In my late teens and early 20s, I worked in three bookstores and earned a BA in Journalism; later in life, I designed book covers and interiors, and even wrote a small book. In general, I feel most at peace in a library, bookstore, or the magazine section of either — but also at conferences devoted to books, writing, and/or print design, which is why I’ve paid my own way to to at least eight or nine of these kinds of meetings. During the times when my day job did not always mirror my passions, escaping to the AWP Conference/the Nieman Conference on Narrative Journalism/the HOW Design Conference/BookExpo/the Bedell Nonfiction Now Conference/etc. was a way to become renewed and inspired. It wasn’t until I worked at Convene that I realized how much behind-the-scenes work went into these transformative experiences. Next time I attend a writing conference, I’ll have a deeper appreciation for the details.

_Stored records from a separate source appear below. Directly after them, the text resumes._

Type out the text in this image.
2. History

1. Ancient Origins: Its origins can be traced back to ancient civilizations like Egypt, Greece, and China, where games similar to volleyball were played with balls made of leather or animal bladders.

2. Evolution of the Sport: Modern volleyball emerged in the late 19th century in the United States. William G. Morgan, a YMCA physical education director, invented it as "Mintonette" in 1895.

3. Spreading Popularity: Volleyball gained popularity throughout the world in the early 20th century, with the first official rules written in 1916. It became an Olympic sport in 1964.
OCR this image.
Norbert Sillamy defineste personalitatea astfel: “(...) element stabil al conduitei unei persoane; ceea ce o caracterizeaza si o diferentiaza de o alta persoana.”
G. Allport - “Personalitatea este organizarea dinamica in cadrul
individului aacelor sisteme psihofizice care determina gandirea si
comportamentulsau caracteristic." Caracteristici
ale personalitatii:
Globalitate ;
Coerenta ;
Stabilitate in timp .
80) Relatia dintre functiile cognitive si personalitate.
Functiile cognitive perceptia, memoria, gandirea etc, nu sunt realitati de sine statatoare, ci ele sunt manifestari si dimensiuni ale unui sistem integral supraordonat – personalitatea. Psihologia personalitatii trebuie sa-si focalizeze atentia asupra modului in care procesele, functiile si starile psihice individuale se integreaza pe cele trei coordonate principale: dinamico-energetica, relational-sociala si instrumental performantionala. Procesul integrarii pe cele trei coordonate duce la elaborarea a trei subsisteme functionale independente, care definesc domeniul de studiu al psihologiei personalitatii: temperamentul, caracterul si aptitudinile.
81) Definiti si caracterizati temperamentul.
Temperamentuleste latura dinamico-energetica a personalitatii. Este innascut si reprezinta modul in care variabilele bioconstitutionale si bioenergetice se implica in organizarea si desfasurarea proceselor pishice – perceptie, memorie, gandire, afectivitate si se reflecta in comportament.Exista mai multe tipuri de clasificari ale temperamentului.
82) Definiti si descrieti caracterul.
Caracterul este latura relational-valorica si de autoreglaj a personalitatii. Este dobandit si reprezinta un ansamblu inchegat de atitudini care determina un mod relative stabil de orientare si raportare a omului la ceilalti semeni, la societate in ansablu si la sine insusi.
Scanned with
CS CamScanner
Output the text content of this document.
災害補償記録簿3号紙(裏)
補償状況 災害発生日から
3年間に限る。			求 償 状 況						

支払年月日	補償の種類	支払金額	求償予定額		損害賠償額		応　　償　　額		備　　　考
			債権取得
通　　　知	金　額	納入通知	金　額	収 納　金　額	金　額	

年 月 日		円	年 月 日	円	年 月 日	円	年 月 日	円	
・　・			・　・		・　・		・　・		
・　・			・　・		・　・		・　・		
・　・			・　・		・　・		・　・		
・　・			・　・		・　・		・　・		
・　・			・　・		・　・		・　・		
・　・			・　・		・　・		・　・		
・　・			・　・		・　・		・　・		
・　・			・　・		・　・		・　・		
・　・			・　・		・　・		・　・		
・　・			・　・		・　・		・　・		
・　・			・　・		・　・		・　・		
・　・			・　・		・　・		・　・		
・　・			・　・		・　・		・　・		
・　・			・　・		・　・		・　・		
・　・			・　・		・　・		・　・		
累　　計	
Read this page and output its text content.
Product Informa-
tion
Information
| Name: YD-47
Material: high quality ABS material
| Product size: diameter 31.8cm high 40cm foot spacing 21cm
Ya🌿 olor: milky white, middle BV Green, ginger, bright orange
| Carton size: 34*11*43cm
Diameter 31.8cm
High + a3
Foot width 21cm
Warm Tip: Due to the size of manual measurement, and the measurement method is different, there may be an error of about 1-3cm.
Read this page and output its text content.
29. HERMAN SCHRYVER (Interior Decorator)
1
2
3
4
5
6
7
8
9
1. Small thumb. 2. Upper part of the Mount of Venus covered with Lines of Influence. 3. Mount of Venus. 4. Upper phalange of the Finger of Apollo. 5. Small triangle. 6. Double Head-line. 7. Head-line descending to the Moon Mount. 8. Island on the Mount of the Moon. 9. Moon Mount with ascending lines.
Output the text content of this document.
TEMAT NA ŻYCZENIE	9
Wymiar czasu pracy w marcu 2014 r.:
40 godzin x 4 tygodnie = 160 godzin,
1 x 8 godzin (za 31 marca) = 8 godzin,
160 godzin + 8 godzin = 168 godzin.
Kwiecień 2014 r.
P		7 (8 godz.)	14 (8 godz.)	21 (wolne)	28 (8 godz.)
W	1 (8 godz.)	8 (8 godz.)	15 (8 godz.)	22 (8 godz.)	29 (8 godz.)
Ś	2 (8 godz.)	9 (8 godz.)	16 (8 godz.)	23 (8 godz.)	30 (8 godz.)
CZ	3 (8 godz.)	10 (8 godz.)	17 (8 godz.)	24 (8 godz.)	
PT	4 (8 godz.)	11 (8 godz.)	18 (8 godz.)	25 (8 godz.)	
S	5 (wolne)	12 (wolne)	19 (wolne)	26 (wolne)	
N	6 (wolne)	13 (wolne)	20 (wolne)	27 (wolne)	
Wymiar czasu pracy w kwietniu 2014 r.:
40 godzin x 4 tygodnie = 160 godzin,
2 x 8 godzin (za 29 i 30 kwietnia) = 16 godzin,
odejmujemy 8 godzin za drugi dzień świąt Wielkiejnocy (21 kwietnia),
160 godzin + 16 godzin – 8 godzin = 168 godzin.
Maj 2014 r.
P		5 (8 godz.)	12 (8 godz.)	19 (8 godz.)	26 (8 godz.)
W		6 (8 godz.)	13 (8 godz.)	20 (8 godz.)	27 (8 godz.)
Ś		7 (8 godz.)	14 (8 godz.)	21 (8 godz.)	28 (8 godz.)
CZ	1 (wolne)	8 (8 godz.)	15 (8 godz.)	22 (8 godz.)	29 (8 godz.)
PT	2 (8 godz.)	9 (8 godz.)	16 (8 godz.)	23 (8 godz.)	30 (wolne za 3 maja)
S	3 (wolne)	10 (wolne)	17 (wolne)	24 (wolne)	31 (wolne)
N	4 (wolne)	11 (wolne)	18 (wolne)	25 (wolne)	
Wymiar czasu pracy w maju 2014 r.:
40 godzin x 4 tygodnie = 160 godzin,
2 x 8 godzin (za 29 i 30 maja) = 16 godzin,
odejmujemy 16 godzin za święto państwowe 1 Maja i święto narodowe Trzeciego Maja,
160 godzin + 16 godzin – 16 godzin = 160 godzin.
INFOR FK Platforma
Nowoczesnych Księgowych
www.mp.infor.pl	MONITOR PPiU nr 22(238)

BARBARA PALMER Senior Editor/Director of Digital Content

My first job out of college was as a news-writing instructor in the journalism department at a community college in Oklahoma City and the first professional conference I attended as a working adult was when I took a group of five students to a newspaper design conference at the University of Missouri in Columbia, Missouri. Nobody, including me, had any money. We drove all night to save on lodging and once we got there, we shared two rooms at a no-frills hotel — one room for the women, one for the lone male. We laughed nonstop and we learned things that we put into practice at the student newspaper for months. 

It’s amazing to me to consider how far technology has come in making such knowledge available online. But it is not so much what I learned there, but the experience of attending the conference that has left indelible memories. Like the hours while everyone was asleep in the car except for me and a student, talking and listening to music as the miles rolled by, or the six of us, playing pool in a college bar.